Digital integrated circuit chips are composed of many millions of gates that make up various functional components on a chip such as flip-flops, multiplexers, logic circuits, etc. A given chip design may have thousands of flip-flops scattered throughout the chip.
In order to effectively and efficiently test a given chip, certain test features are typically incorporated into the chip design for testing purposes. Before a chip is actually taped out and manufactured, the chip design is first simulated in software using various simulation tools such as, for example, a Verilog Test Bench. By simulating the design of the chip, the design features of the chip may be thoroughly tested before the expense and time of actually manufacturing the chip is incurred.
Pattern verification is a critical phase in testing of chips. A scan pattern is a digital string of binary ones and zeros that may be shifted through a scan chain of flip-flops in the chip design. Every scan pattern cycle is composed of two phases. The first phase is the load_unload phase where new data is shifted into the scan chains of flip-flops. The second phase is the capture phase where the data is captured into the flip-flops by applying a clock pulse.

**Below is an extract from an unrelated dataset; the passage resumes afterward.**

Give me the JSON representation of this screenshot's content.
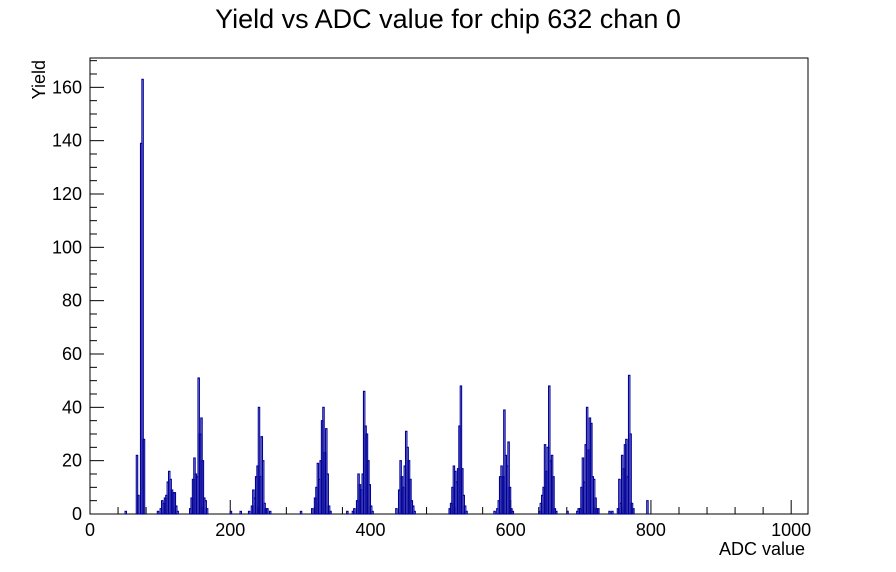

Typically, the flip-flops in a digital integrated circuit design are designed such that they have normal data inputs and outputs (D and Q) and test inputs such as TI (test data input) and TE (test enable input). During simulation, the flip-flops may be placed in the test mode by enabling the TE input. Data may then be clocked into the flip-flops through the TI input instead of the normal D data input. During testing, the flip-flops of the chip are chained together to form multiple scan chains. The output Q of a given flip-flop is connected to the input TI of a next flip-flop. Each scan chain may comprise, typically, 5000 to 10,000 flip-flops.
The length of the load_unload phase is equal to the length of the longest scan chain of flip-flops. In multimillion gate designs, the longest chain may have thousands of flip-flops. Most of the time, simulating the scan patterns through the scan chains is spent shifting the data into and out of the scan chains. No matter what the length of any given scan chain, the load_unload phase is still equal to the length of the longest scan chain of flip-flops. If one scan chain is very short and another scan chain is very long, the longest scan chain drives the time it takes to perform the scan test since the scan chains are typically clocked in parallel.
Further limitations and disadvantages of conventional and traditional approaches will become apparent to one of skill in the art, through comparison of such systems with the present invention as set forth in the remainder of the present application with reference to the drawings.